Ask HN: Which linux/unix C++/C IDE are you using?
Ask HN: Moving Out of Silicon Valley because of housing? Where to?
  1. I thought that test and test1 would have the same result. Why aren’t titles[4576] and titles[11402] included in test1?
  2. Why doesn’t test2 include titles[4576]? In this lesson, we were able to get the titles with the word Java at the end of the string. I tried to apply that understanding to test2, but I’m not sure where I went wrong.


Thank you in advance!

I would first recommend going through the Accessing the Matching Text with Capture Groups Screen again and understanding what r (raw string) really does. Then compare that to your pattern - what does \? do?

1 Like

a word boundary is a position between a word character (\w or [0-9A-Za-z_] ) and a non-word character (\W), or beginning or end of word character.
\? is a non-word character.

So my understanding right now is that the raw string will prevent Python’s escape sequences (\b for word boundary instead of backspace), but now I’m not sure what \? does if r prevents it from using Python’s escape sequence of a question mark. My initial thought was that maybe \? becomes an optional backslash, but running code rejects that idea.

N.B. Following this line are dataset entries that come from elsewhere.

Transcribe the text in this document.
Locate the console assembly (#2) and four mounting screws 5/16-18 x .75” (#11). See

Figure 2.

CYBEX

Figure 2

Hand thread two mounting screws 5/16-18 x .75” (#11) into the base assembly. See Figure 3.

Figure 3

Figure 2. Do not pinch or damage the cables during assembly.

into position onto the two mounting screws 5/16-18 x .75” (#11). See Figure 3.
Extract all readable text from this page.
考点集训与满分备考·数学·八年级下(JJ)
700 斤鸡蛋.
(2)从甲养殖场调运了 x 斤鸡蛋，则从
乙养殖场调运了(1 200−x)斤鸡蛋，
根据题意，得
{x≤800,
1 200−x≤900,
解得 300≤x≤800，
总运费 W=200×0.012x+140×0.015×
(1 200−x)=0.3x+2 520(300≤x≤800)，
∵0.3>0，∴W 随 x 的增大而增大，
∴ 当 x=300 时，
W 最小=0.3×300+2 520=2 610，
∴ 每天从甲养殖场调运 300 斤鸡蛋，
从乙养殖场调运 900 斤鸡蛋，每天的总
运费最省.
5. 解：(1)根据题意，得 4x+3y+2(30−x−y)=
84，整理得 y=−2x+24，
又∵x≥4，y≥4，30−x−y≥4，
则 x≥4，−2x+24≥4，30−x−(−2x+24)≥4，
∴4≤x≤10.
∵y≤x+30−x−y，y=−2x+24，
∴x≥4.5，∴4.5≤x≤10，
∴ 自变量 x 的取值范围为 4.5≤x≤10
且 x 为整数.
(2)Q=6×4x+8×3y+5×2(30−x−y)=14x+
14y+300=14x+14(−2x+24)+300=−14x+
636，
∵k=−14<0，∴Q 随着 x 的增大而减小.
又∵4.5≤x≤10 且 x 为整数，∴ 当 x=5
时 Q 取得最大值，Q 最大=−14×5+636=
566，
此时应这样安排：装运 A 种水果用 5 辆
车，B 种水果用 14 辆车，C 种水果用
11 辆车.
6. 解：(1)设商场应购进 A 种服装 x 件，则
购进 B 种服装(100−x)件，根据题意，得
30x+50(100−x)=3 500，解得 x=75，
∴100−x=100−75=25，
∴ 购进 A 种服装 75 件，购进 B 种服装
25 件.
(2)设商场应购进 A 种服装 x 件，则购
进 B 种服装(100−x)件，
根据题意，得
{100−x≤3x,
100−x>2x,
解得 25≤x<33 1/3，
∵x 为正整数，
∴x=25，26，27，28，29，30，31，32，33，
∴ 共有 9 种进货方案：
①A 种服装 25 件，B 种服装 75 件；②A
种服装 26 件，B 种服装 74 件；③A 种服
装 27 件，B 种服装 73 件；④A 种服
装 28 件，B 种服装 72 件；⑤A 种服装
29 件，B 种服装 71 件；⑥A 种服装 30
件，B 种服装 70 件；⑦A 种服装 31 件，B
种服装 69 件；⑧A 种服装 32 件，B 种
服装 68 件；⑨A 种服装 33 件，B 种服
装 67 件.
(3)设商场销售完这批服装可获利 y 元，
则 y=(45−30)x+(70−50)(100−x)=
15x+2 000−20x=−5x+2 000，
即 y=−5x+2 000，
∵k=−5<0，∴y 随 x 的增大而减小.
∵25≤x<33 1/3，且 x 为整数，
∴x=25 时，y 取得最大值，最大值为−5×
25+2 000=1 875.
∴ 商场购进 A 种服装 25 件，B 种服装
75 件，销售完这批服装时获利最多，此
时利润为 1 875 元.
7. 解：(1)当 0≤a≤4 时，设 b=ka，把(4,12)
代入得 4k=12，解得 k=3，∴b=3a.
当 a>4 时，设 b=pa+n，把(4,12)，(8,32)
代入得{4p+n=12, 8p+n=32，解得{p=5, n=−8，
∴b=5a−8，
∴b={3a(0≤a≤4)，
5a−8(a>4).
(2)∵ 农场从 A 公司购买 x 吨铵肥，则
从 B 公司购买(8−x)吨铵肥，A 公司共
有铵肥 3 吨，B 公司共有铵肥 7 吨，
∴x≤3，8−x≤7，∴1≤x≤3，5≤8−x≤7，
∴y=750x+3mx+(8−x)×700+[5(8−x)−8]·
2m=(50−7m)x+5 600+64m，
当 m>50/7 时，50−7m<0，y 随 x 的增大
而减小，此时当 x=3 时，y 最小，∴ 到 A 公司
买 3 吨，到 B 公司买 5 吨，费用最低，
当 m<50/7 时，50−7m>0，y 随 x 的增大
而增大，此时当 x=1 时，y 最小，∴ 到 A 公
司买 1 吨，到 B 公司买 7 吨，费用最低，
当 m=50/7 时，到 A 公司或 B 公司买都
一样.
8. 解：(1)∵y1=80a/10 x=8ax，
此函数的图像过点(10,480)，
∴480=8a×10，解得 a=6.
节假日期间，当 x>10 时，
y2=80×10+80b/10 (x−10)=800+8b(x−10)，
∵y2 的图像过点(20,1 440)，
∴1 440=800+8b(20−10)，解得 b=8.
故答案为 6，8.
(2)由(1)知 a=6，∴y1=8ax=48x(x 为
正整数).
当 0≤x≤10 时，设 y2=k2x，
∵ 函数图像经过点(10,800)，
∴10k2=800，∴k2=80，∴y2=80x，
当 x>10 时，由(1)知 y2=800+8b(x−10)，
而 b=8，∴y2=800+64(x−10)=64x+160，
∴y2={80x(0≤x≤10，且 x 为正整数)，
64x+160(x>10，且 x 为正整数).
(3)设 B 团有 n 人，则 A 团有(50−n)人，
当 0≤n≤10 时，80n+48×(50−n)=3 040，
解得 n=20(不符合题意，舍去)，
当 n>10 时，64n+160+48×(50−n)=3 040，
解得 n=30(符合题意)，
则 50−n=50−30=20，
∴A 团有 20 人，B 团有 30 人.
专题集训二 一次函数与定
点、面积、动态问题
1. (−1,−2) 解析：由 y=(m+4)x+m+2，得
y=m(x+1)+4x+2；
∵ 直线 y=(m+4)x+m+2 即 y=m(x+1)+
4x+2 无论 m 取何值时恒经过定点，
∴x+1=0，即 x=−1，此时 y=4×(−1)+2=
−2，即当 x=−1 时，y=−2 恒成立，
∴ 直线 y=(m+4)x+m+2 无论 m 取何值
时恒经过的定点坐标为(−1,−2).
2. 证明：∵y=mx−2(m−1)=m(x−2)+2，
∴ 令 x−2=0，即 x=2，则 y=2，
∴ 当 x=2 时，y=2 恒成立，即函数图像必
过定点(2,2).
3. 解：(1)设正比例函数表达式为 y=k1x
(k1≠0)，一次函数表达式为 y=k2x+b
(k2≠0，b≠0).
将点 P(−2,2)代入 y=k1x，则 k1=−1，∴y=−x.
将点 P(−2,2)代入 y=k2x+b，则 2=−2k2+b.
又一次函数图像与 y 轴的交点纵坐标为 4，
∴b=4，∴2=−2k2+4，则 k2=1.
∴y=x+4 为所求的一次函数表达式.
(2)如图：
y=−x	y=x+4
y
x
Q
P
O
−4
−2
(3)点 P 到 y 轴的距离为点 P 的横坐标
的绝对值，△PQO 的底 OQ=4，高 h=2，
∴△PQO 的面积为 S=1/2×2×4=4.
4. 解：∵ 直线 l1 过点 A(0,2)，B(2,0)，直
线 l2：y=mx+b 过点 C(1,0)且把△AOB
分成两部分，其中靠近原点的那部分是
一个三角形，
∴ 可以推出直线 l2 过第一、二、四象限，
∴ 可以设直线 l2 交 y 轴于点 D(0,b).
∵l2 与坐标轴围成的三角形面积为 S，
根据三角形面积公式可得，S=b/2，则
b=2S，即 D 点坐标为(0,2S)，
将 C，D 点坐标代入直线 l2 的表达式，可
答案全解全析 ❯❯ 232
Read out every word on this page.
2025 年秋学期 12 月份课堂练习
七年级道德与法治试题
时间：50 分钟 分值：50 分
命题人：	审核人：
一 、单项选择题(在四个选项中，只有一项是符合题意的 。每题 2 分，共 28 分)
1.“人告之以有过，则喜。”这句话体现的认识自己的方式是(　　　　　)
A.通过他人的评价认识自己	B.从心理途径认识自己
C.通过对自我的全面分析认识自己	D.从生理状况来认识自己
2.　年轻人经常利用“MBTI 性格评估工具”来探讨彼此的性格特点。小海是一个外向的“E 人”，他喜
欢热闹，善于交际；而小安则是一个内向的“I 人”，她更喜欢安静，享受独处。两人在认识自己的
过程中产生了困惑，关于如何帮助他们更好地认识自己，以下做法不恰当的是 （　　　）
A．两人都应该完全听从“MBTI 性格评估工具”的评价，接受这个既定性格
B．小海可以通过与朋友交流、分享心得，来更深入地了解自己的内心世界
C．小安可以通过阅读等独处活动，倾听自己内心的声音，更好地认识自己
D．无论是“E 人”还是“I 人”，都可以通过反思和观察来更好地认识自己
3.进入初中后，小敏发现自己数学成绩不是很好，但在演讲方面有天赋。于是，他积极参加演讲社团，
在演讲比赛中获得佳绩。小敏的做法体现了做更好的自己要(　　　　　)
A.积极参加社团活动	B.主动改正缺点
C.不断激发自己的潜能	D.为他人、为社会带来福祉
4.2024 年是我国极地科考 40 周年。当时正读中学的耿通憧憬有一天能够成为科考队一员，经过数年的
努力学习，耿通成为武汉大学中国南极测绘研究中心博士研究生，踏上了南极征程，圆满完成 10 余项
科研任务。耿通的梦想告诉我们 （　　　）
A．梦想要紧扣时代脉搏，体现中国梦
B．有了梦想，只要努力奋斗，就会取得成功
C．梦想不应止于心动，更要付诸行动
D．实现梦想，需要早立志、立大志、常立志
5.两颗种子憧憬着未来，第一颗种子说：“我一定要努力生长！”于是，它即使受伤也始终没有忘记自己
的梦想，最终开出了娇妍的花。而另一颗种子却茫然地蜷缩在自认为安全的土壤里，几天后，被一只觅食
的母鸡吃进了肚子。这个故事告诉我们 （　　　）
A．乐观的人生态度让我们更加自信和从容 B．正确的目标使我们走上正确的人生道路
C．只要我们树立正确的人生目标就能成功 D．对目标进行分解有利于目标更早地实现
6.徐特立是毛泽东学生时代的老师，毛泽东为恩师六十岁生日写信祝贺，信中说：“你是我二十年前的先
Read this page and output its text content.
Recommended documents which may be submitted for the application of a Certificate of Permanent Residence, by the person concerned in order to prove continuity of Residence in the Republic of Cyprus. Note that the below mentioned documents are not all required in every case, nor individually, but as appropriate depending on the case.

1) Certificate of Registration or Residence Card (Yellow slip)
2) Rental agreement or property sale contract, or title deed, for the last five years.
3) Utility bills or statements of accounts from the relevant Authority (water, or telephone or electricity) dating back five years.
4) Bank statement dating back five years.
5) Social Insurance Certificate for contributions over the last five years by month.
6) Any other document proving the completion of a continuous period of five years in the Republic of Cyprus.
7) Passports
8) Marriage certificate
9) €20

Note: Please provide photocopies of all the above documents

I also tried the pattern of \\busing\?\\b on a little test data that contains the string "test using? test" to see if I would get the result I expect, but I didn’t, and I’m not sure how to go about it next. I’m a little stumped.

Adding to my previous comment
\busing\?\b won’t work since \? is a non word character.
But \busing\b\? would work since the boundary is starting and ending at a word character

2 Likes

Ohhh. I understand the definition now. Thank you!